For Plan Sponsors of fully insured and level-funded plans, the Carrier has everything except the premium contribution splits. Carriers could send out a one-question survey asking employers to enter their premium contribution structures and nothing more than that. Moving forward, Carriers should build this into the plan renewal process.

Asking Plan Sponsors to complete a multipage survey with little notice, no help, fear of noncompliance, based on obsolete instructions, and doubling down on the deadline is bullying… and arguably illegal under this same law Carriers reference in the introductory paragraph of the demand letter.

The RxDC submission deadline is June 1 for 2022 reference year.
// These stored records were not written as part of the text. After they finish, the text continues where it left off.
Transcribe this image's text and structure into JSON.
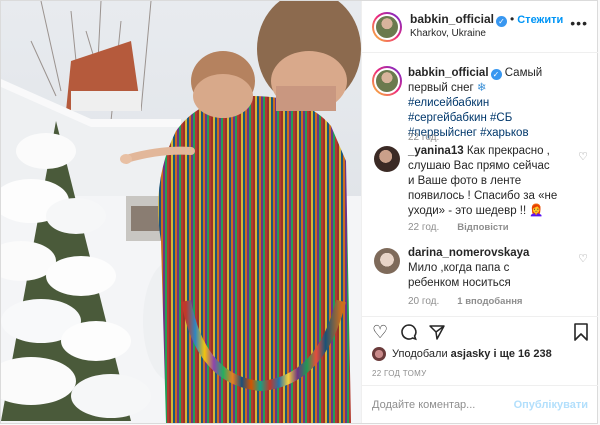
{
  "header": {
    "username": "babkin_official",
    "verified_mark": "✓",
    "separator": "•",
    "follow_label": "Стежити",
    "location": "Kharkov, Ukraine",
    "more_icon": "more-dots-icon"
  },
  "caption": {
    "username": "babkin_official",
    "text": "Самый первый снег",
    "emoji": "❄",
    "hashtags": "#елисейбабкин #сергейбабкин #СБ #первыйснег #харьков",
    "time": "22 год."
  },
  "comments": [
    {
      "username": "_yanina13",
      "text": "Как прекрасно , слушаю Вас прямо сейчас и Ваше фото в ленте появилось ! Спасибо за «не уходи» - это шедевр !!",
      "emoji": "👩‍🦰",
      "time": "22 год.",
      "reply_label": "Відповісти"
    },
    {
      "username": "darina_nomerovskaya",
      "text": "Мило ,когда папа с ребенком носиться",
      "time": "20 год.",
      "likes_label": "1 вподобання"
    }
  ],
  "actions": {
    "like_icon": "heart-icon",
    "comment_icon": "comment-icon",
    "share_icon": "share-icon",
    "save_icon": "bookmark-icon"
  },
  "likes": {
    "prefix": "Уподобали",
    "user": "asjasky",
    "suffix": "і ще 16 238"
  },
  "post_time": "22 ГОД ТОМУ",
  "add_comment": {
    "placeholder": "Додайте коментар...",
    "publish_label": "Опублікувати"
  },
  "colors": {
    "accent": "#0095f6",
    "publish_disabled": "#b2dffc",
    "muted": "#8e8e8e",
    "hashtag": "#00376b"
  }
}
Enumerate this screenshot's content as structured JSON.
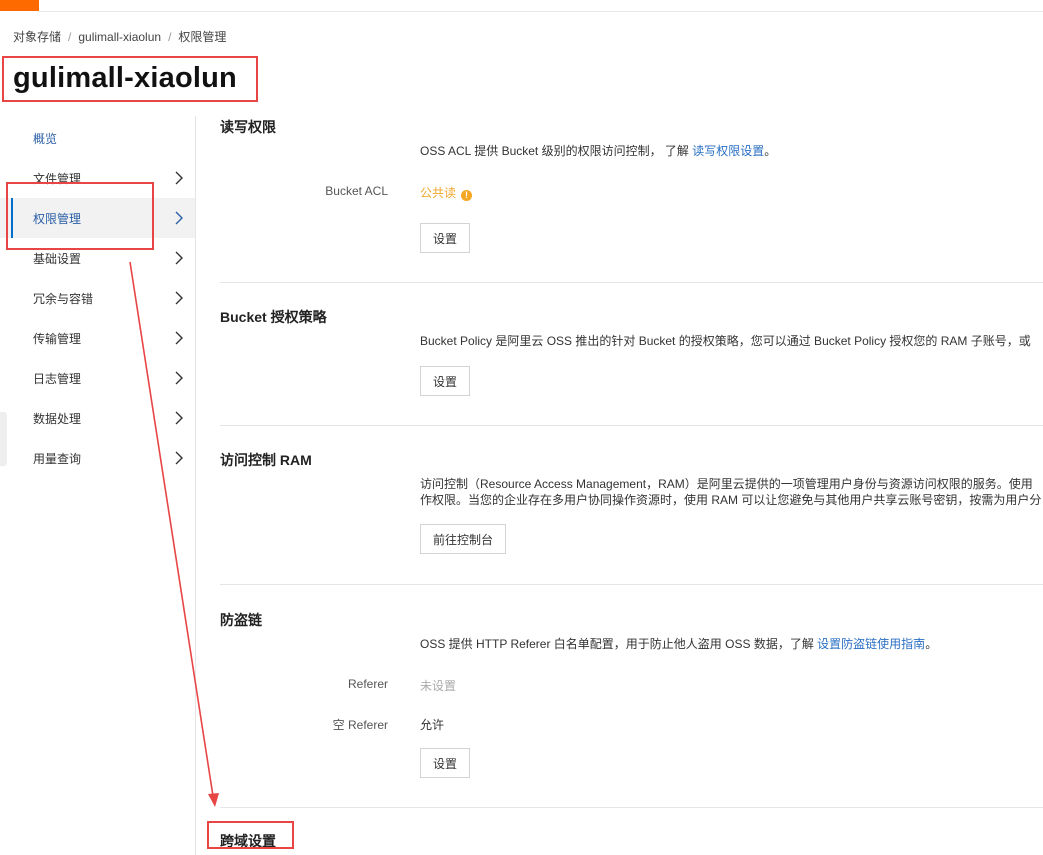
{
  "breadcrumb": {
    "items": [
      "对象存储",
      "gulimall-xiaolun",
      "权限管理"
    ],
    "separator": "/"
  },
  "page_title": "gulimall-xiaolun",
  "sidebar": {
    "items": [
      {
        "label": "概览"
      },
      {
        "label": "文件管理"
      },
      {
        "label": "权限管理"
      },
      {
        "label": "基础设置"
      },
      {
        "label": "冗余与容错"
      },
      {
        "label": "传输管理"
      },
      {
        "label": "日志管理"
      },
      {
        "label": "数据处理"
      },
      {
        "label": "用量查询"
      }
    ],
    "active": "权限管理"
  },
  "sections": {
    "read_write": {
      "title": "读写权限",
      "desc_prefix": "OSS ACL 提供 Bucket 级别的权限访问控制， 了解",
      "desc_link": "读写权限设置",
      "desc_suffix": "。",
      "acl_label": "Bucket ACL",
      "acl_value": "公共读",
      "acl_icon": "warning-icon",
      "button": "设置"
    },
    "policy": {
      "title": "Bucket 授权策略",
      "desc": "Bucket Policy 是阿里云 OSS 推出的针对 Bucket 的授权策略，您可以通过 Bucket Policy 授权您的 RAM 子账号，或",
      "button": "设置"
    },
    "ram": {
      "title": "访问控制 RAM",
      "desc_line1": "访问控制（Resource Access Management，RAM）是阿里云提供的一项管理用户身份与资源访问权限的服务。使用",
      "desc_line2": "作权限。当您的企业存在多用户协同操作资源时，使用 RAM 可以让您避免与其他用户共享云账号密钥，按需为用户分",
      "button": "前往控制台"
    },
    "hotlink": {
      "title": "防盗链",
      "desc_prefix": "OSS 提供 HTTP Referer 白名单配置，用于防止他人盗用 OSS 数据，了解",
      "desc_link": "设置防盗链使用指南",
      "desc_suffix": "。",
      "referer_label": "Referer",
      "referer_value": "未设置",
      "empty_referer_label": "空 Referer",
      "empty_referer_value": "允许",
      "button": "设置"
    },
    "cors": {
      "title": "跨域设置"
    }
  },
  "colors": {
    "accent": "#ff6a00",
    "link": "#2a6fc3",
    "active_nav_text": "#2a5ea5",
    "warning": "#f5a623",
    "annotation": "#e84545",
    "muted": "#aaaaaa"
  }
}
The Carriers’ demands appear to be limited to the plan level (P2) and premiums & life years (D1) data files. Should it really take Carriers, with their manpower and resources, three months to compile the data and file on behalf of the Plan Sponsor?

Moreover, the requirement that those who miss the Carriers’ arbitrary deadlines must sign an NDA to satisfy the Plan Sponsors’ obligations under the law is legally and ethically offensive.

So, let’s calm down and demand that Carriers do the same.

Fiduciary Theft Explained.

Building on the madness, what’s infuriating is that Carriers have blatantly handcuffed Plan Sponsors in their fiduciary responsibilities. Adding insult to injury, the one-sided contracts of adhesion, demonstrated below, explicitly violates Section 201 of the CAA 2021 regarding prohibition of gag clauses. And, because Plan Sponsors feel powerless, they are allowing Carriers to bully them into submissions.

Cigna Upon Request, subject to (1) Cigna approval and (2) with an NDA


From what we could tell, Plan Sponsors are not given an option to submit anything more than the D1, and that is only if they are an ASO.

UHC – Disallowing third-party filing, signed NDA, fee for pharmacy, AND they won’t provide the Plan Sponsor’s Data until LATE MAY! Wow. That’s bold.

Plan Sponsors, Take Courage, Take Responsibility, and Stand Up to the Bullies.

Listen, under ERISA, plan sponsors are fiduciaries of the plan. Being a fiduciary is a big deal! What’s an even bigger – and better – deal is that the CAA, 2021 empowered you in your fiduciary duties. It also applies to ALL Plan Sponsors, not just those covered by ERISA.

Explicitly, Section 201 prohibits Plan Sponsors (that’s you, employer) from entering into contracts with gag clauses which is exactly what the Carriers are doing with their NDA’s. Don’t be scared and don’t surrender your fiduciary duties. If anything, file a complaint with your state Department of Insurance (DOI) and let Tri-Agencies[2] know, too.

Carriers, Stop Being a Bully.

Carriers, your demand for responses based on obsolete instructions is wasteful. It’s worth repeating, you can capture the premium contributions for every plan and tier at the beginning of each plan year. This is a reasonable solution going forward.

[1] Section 204 (of Title II, Division BB) of the Consolidated Appropriations Act, 2021 (CAA) [2] The Centers for Medicare and Medicaid Services is collecting the RxDC report on behalf of the Departments of Health and Human Services, the Department of Labor, the Department of Treasury, and the Office of Personnel Management.